Feb 1, 2011

Trivia Pursued

Whenever I read a book, a story or a poem, I am aware of the infringement of reality upon the narrative. Verisimilitude comes from the recognizable; I like Walter Mosley's books because I've lived in some of the areas his stories take place. I recognize places his characters stop at or pass along the way. It makes his stories more realistic to me. I like Charles de Lint's work because I recognize the mythical stories he bases his characters on - so when he invokes Raven or the Crow Girls, or Coyote Woman, I find resonance within the cultural realities. I try to do the same with my writing.

That leads me to research before, during and after the process of getting that first draft down on paper (even if it is electronic metaphorical paper). So as I write I check things out. Where did the people I'm mentioning live? Were they mostly in one specific neighborhood? Where did the more affluent members of that community live, the poor? What kind of transportation could they afford, what was their most common dress, how did their hair look? The one hundred plus questions that come-up as I write must have reasonable, defensible answers.

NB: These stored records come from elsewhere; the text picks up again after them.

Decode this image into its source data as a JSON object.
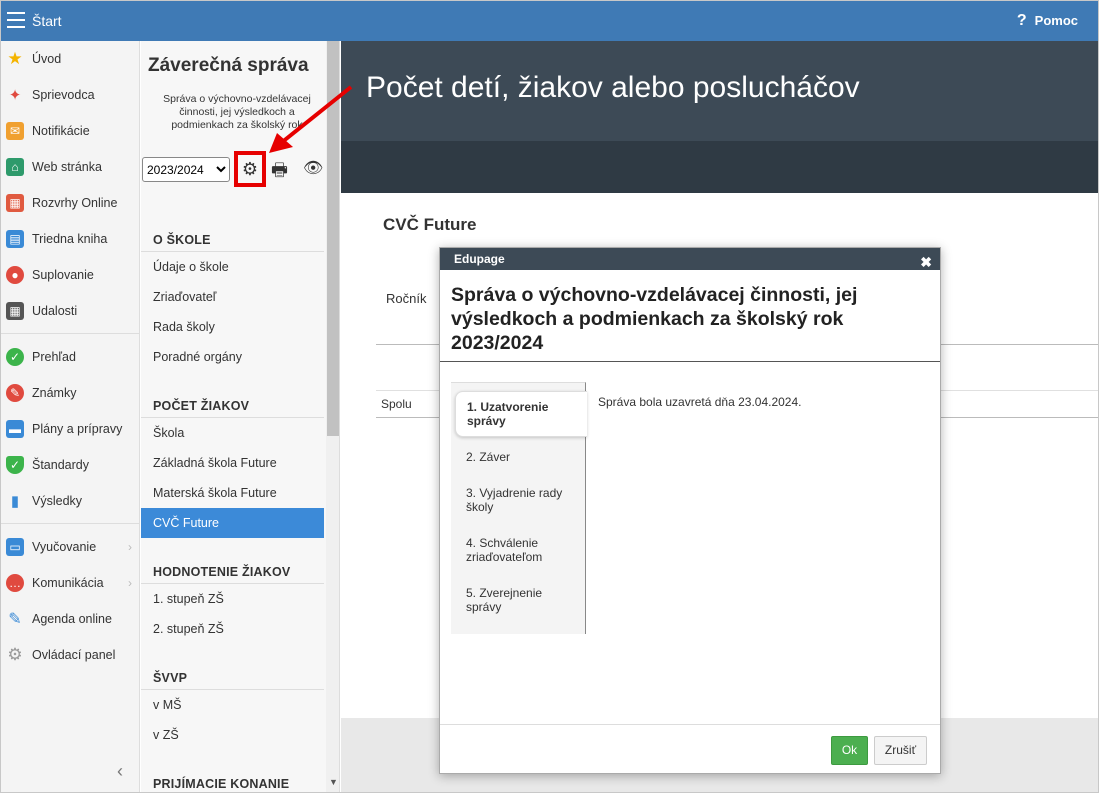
{
  "topbar": {
    "start_label": "Štart",
    "help_label": "Pomoc",
    "help_glyph": "?"
  },
  "leftnav": {
    "items": [
      {
        "label": "Úvod",
        "icon": "star-icon",
        "color": "#f4b400"
      },
      {
        "label": "Sprievodca",
        "icon": "magic-wand-icon",
        "color": "#e04a3f"
      },
      {
        "label": "Notifikácie",
        "icon": "envelope-icon",
        "color": "#f0a030"
      },
      {
        "label": "Web stránka",
        "icon": "house-icon",
        "color": "#2e9a6b"
      },
      {
        "label": "Rozvrhy Online",
        "icon": "grid-icon",
        "color": "#e05a40"
      },
      {
        "label": "Triedna kniha",
        "icon": "book-icon",
        "color": "#3a8ad6"
      },
      {
        "label": "Suplovanie",
        "icon": "user-icon",
        "color": "#e04a3f"
      },
      {
        "label": "Udalosti",
        "icon": "calendar-icon",
        "color": "#555555"
      },
      {
        "label": "Prehľad",
        "icon": "check-circle-icon",
        "color": "#3cb44b"
      },
      {
        "label": "Známky",
        "icon": "grade-icon",
        "color": "#e04a3f"
      },
      {
        "label": "Plány a prípravy",
        "icon": "briefcase-icon",
        "color": "#3a8ad6"
      },
      {
        "label": "Štandardy",
        "icon": "shield-icon",
        "color": "#3cb44b"
      },
      {
        "label": "Výsledky",
        "icon": "bar-chart-icon",
        "color": "#3a8ad6"
      },
      {
        "label": "Vyučovanie",
        "icon": "open-book-icon",
        "color": "#3a8ad6"
      },
      {
        "label": "Komunikácia",
        "icon": "chat-icon",
        "color": "#e04a3f"
      },
      {
        "label": "Agenda online",
        "icon": "pen-icon",
        "color": "#3a8ad6"
      },
      {
        "label": "Ovládací panel",
        "icon": "cog-icon",
        "color": "#999999"
      }
    ],
    "collapse_glyph": "‹"
  },
  "col2": {
    "title": "Záverečná správa",
    "subtitle": "Správa o výchovno-vzdelávacej činnosti, jej výsledkoch a podmienkach za školský rok",
    "year": "2023/2024",
    "sections": [
      {
        "head": "O ŠKOLE",
        "items": [
          "Údaje o škole",
          "Zriaďovateľ",
          "Rada školy",
          "Poradné orgány"
        ]
      },
      {
        "head": "POČET ŽIAKOV",
        "items": [
          "Škola",
          "Základná škola Future",
          "Materská škola Future",
          "CVČ Future"
        ]
      },
      {
        "head": "HODNOTENIE ŽIAKOV",
        "items": [
          "1. stupeň ZŠ",
          "2. stupeň ZŠ"
        ]
      },
      {
        "head": "ŠVVP",
        "items": [
          "v MŠ",
          "v ZŠ"
        ]
      },
      {
        "head": "PRIJÍMACIE KONANIE",
        "items": []
      }
    ],
    "active_item": "CVČ Future"
  },
  "main": {
    "title": "Počet detí, žiakov alebo poslucháčov",
    "subheading": "CVČ Future",
    "rocnik_label": "Ročník",
    "spolu_label": "Spolu"
  },
  "modal": {
    "titlebar": "Edupage",
    "close_glyph": "✖",
    "heading": "Správa o výchovno-vzdelávacej činnosti, jej výsledkoch a podmienkach za školský rok 2023/2024",
    "steps": [
      "1. Uzatvorenie správy",
      "2. Záver",
      "3. Vyjadrenie rady školy",
      "4. Schválenie zriaďovateľom",
      "5. Zverejnenie správy"
    ],
    "message": "Správa bola uzavretá dňa 23.04.2024.",
    "ok_label": "Ok",
    "cancel_label": "Zrušiť"
  },
  "colors": {
    "topbar": "#3f7ab5",
    "active_item": "#3c8ad8",
    "ok_button": "#4caf50",
    "annotation": "#e60000",
    "header_dark": "#3d4a56"
  }
}
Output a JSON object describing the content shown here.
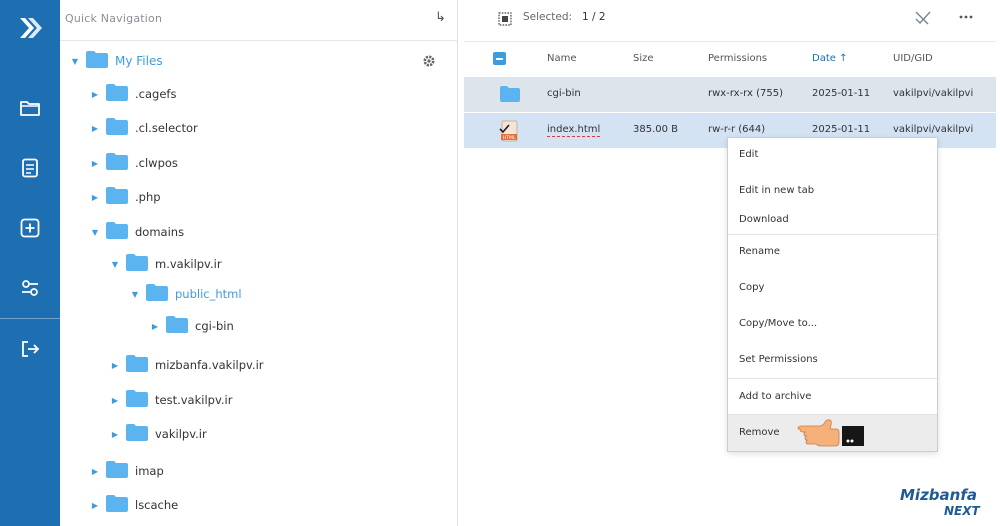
{
  "sidebar": {
    "items": [
      {
        "icon": "logo-icon"
      },
      {
        "icon": "folder-icon"
      },
      {
        "icon": "document-icon"
      },
      {
        "icon": "add-icon"
      },
      {
        "icon": "connections-icon"
      },
      {
        "icon": "logout-icon"
      }
    ]
  },
  "tree": {
    "title": "Quick Navigation",
    "exit_glyph": "↳",
    "root_label": "My Files",
    "nodes": [
      {
        "label": ".cagefs"
      },
      {
        "label": ".cl.selector"
      },
      {
        "label": ".clwpos"
      },
      {
        "label": ".php"
      },
      {
        "label": "domains"
      },
      {
        "label": "m.vakilpv.ir"
      },
      {
        "label": "public_html"
      },
      {
        "label": "cgi-bin"
      },
      {
        "label": "mizbanfa.vakilpv.ir"
      },
      {
        "label": "test.vakilpv.ir"
      },
      {
        "label": "vakilpv.ir"
      },
      {
        "label": "imap"
      },
      {
        "label": "lscache"
      }
    ]
  },
  "toolbar": {
    "selected_label": "Selected:",
    "selected_count": "1 / 2"
  },
  "table": {
    "columns": [
      "Name",
      "Size",
      "Permissions",
      "Date ↑",
      "UID/GID"
    ],
    "rows": [
      {
        "name": "cgi-bin",
        "size": "",
        "permissions": "rwx-rx-rx (755)",
        "date": "2025-01-11",
        "uid": "vakilpvi/vakilpvi"
      },
      {
        "name": "index.html",
        "size": "385.00 B",
        "permissions": "rw-r-r (644)",
        "date": "2025-01-11",
        "uid": "vakilpvi/vakilpvi"
      }
    ]
  },
  "context_menu": {
    "items": [
      "Edit",
      "Edit in new tab",
      "Download",
      "Rename",
      "Copy",
      "Copy/Move to...",
      "Set Permissions",
      "Add to archive",
      "Remove"
    ]
  },
  "watermark": {
    "brand": "Mizbanfa",
    "sub": "NEXT"
  },
  "colors": {
    "accent": "#1e6fb2",
    "folder": "#5bb4f0",
    "selected_row": "#d3e3f4"
  }
}
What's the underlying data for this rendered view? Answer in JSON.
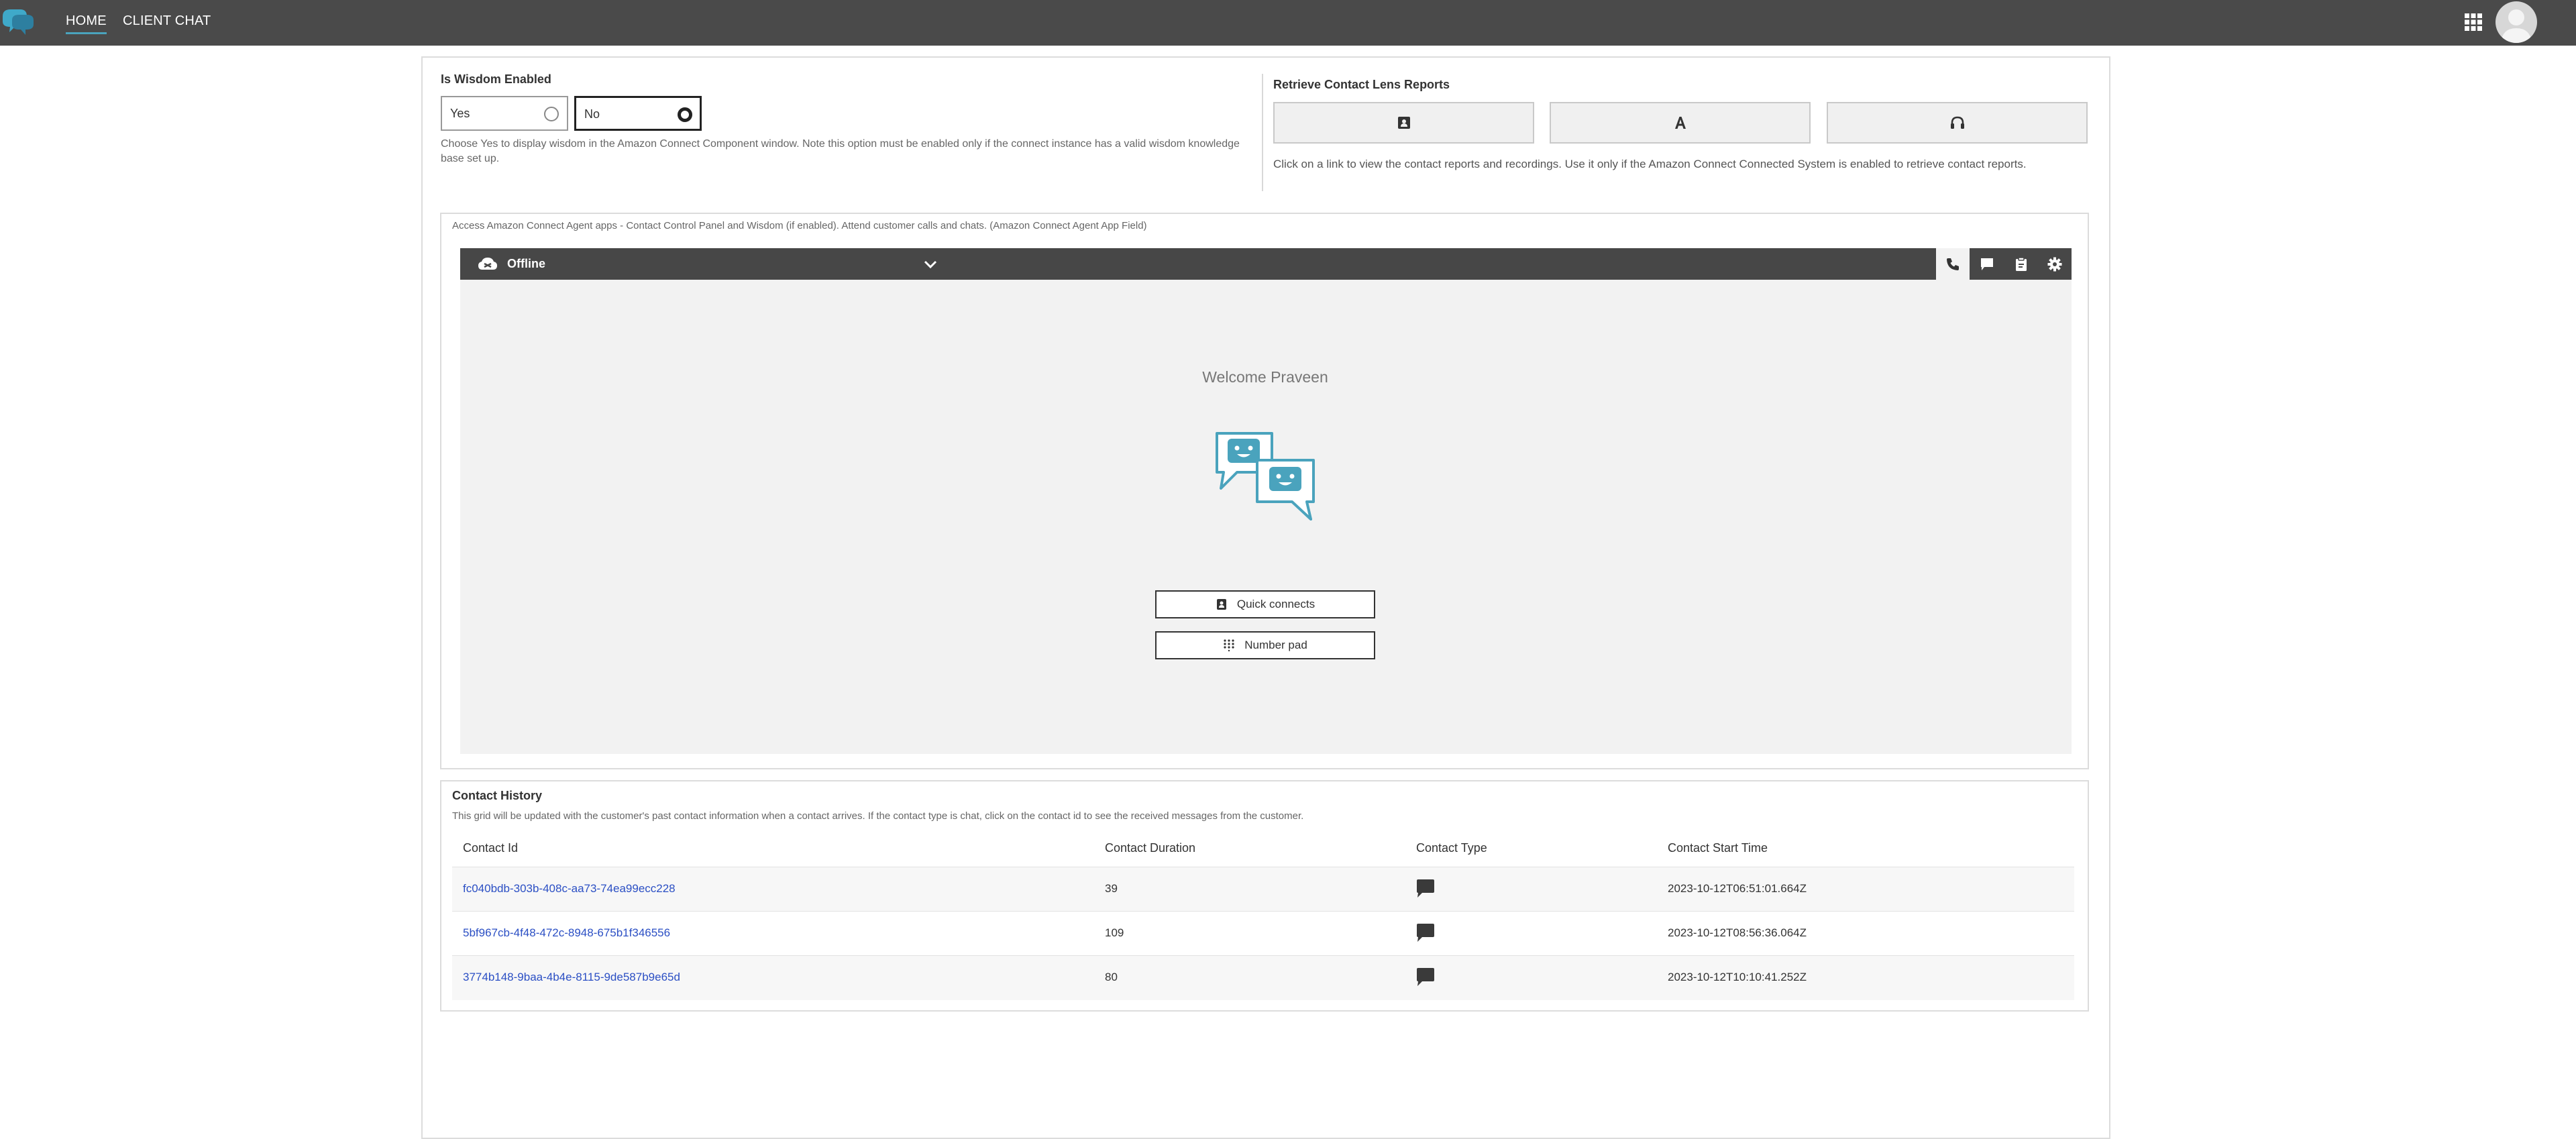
{
  "nav": {
    "tabs": [
      "HOME",
      "CLIENT CHAT"
    ],
    "active_tab": "HOME"
  },
  "wisdom": {
    "title": "Is Wisdom Enabled",
    "options": [
      "Yes",
      "No"
    ],
    "selected": "No",
    "help": "Choose Yes to display wisdom in the Amazon Connect Component window. Note this option must be enabled only if the connect instance has a valid wisdom knowledge base set up."
  },
  "lens": {
    "title": "Retrieve Contact Lens Reports",
    "buttons": [
      {
        "icon": "contact-card-icon"
      },
      {
        "icon": "text-a-icon"
      },
      {
        "icon": "headphones-icon"
      }
    ],
    "help": "Click on a link to view the contact reports and recordings. Use it only if the Amazon Connect Connected System is enabled to retrieve contact reports."
  },
  "ccp": {
    "caption": "Access Amazon Connect Agent apps - Contact Control Panel and Wisdom (if enabled). Attend customer calls and chats. (Amazon Connect Agent App Field)",
    "status": "Offline",
    "welcome": "Welcome Praveen",
    "quick_connects": "Quick connects",
    "number_pad": "Number pad",
    "tabs": [
      "phone-icon",
      "chat-icon",
      "clipboard-icon",
      "settings-icon"
    ],
    "accent": "#4aa3bd"
  },
  "history": {
    "title": "Contact History",
    "help": "This grid will be updated with the customer's past contact information when a contact arrives. If the contact type is chat, click on the contact id to see the received messages from the customer.",
    "columns": [
      "Contact Id",
      "Contact Duration",
      "Contact Type",
      "Contact Start Time"
    ],
    "rows": [
      {
        "id": "fc040bdb-303b-408c-aa73-74ea99ecc228",
        "duration": "39",
        "type": "chat-icon",
        "start": "2023-10-12T06:51:01.664Z"
      },
      {
        "id": "5bf967cb-4f48-472c-8948-675b1f346556",
        "duration": "109",
        "type": "chat-icon",
        "start": "2023-10-12T08:56:36.064Z"
      },
      {
        "id": "3774b148-9baa-4b4e-8115-9de587b9e65d",
        "duration": "80",
        "type": "chat-icon",
        "start": "2023-10-12T10:10:41.252Z"
      }
    ]
  }
}
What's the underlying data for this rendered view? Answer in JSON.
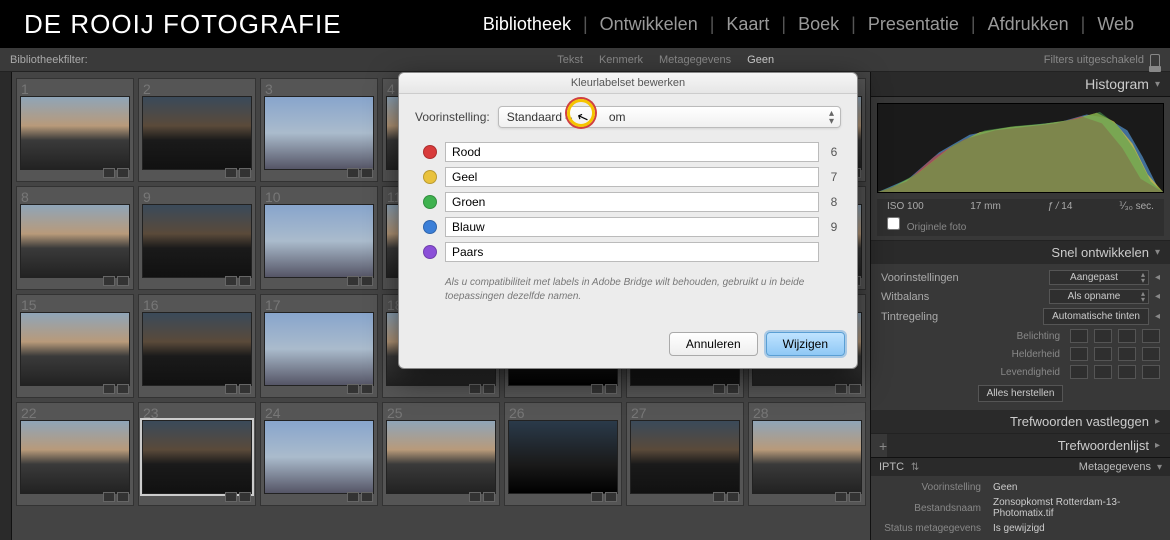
{
  "brand": "DE ROOIJ FOTOGRAFIE",
  "nav": {
    "items": [
      "Bibliotheek",
      "Ontwikkelen",
      "Kaart",
      "Boek",
      "Presentatie",
      "Afdrukken",
      "Web"
    ],
    "active_index": 0
  },
  "filterbar": {
    "label": "Bibliotheekfilter:",
    "tabs": [
      "Tekst",
      "Kenmerk",
      "Metagegevens",
      "Geen"
    ],
    "active_tab": 3,
    "right_text": "Filters uitgeschakeld"
  },
  "grid": {
    "count": 28,
    "selected_index": 22
  },
  "right": {
    "histogram_title": "Histogram",
    "histo_info": {
      "iso": "ISO 100",
      "focal": "17 mm",
      "aperture_prefix": "ƒ /",
      "aperture": "14",
      "shutter": "⅟₃₀ sec."
    },
    "original_checkbox": "Originele foto",
    "quick_dev_title": "Snel ontwikkelen",
    "presets_label": "Voorinstellingen",
    "presets_value": "Aangepast",
    "wb_label": "Witbalans",
    "wb_value": "Als opname",
    "tone_label": "Tintregeling",
    "tone_button": "Automatische tinten",
    "exposure": "Belichting",
    "brightness": "Helderheid",
    "vibrance": "Levendigheid",
    "reset_all": "Alles herstellen",
    "keywords_set": "Trefwoorden vastleggen",
    "keywords_list": "Trefwoordenlijst",
    "iptc_label": "IPTC",
    "metadata_title": "Metagegevens",
    "meta_rows": [
      {
        "k": "Voorinstelling",
        "v": "Geen"
      },
      {
        "k": "Bestandsnaam",
        "v": "Zonsopkomst Rotterdam-13-Photomatix.tif"
      },
      {
        "k": "Status metagegevens",
        "v": "Is gewijzigd"
      }
    ]
  },
  "dialog": {
    "title": "Kleurlabelset bewerken",
    "preset_label": "Voorinstelling:",
    "preset_value_prefix": "Standaard – ",
    "preset_value_suffix": "om",
    "colors": [
      {
        "name": "Rood",
        "hex": "#d83b3b",
        "shortcut": "6"
      },
      {
        "name": "Geel",
        "hex": "#e9c23c",
        "shortcut": "7"
      },
      {
        "name": "Groen",
        "hex": "#3fb24f",
        "shortcut": "8"
      },
      {
        "name": "Blauw",
        "hex": "#3b7fd8",
        "shortcut": "9"
      },
      {
        "name": "Paars",
        "hex": "#8b4fd8",
        "shortcut": ""
      }
    ],
    "hint": "Als u compatibiliteit met labels in Adobe Bridge wilt behouden, gebruikt u in beide toepassingen dezelfde namen.",
    "cancel": "Annuleren",
    "confirm": "Wijzigen"
  }
}
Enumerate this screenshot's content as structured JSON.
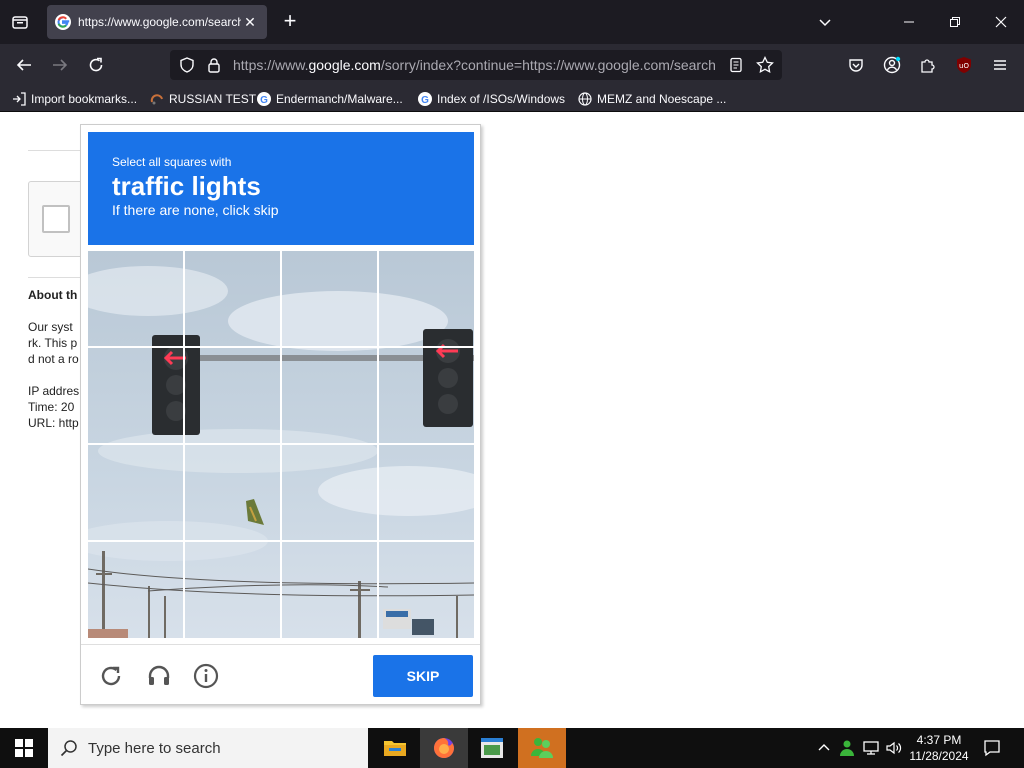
{
  "browser": {
    "tab": {
      "title": "https://www.google.com/search"
    },
    "url": {
      "prefix": "https://www.",
      "host": "google.com",
      "rest": "/sorry/index?continue=https://www.google.com/search"
    },
    "bookmarks": [
      {
        "label": "Import bookmarks..."
      },
      {
        "label": "RUSSIAN TEST"
      },
      {
        "label": "Endermanch/Malware..."
      },
      {
        "label": "Index of /ISOs/Windows"
      },
      {
        "label": "MEMZ and Noescape ..."
      }
    ]
  },
  "page": {
    "about_heading": "About th",
    "paragraph_lines": [
      "Our syst",
      "rk. This p",
      "d not a ro"
    ],
    "info_lines": [
      "IP addres",
      "Time: 20",
      "URL: http"
    ]
  },
  "captcha": {
    "instruction": "Select all squares with",
    "target": "traffic lights",
    "hint": "If there are none, click skip",
    "grid": {
      "rows": 4,
      "cols": 4
    },
    "skip_label": "SKIP",
    "footer_icons": [
      "reload-icon",
      "audio-icon",
      "info-icon"
    ]
  },
  "taskbar": {
    "search_placeholder": "Type here to search",
    "time": "4:37 PM",
    "date": "11/28/2024"
  },
  "colors": {
    "captcha_blue": "#1a73e8",
    "tab_bg": "#42414d",
    "toolbar_bg": "#2b2a33",
    "titlebar_bg": "#1c1b22"
  }
}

That leads to the pursuit of information that will never be used in my story; what are the common family names of this community, what do those names mean, what does that say about where they came from in the old country, how was their language different, etc., etc., etc. Do I need all of it? Probably not. Do I like reading it? Definitely. Does it take too much time? Absolutely.

Besides, who knows when it might come-up in a game of trivia?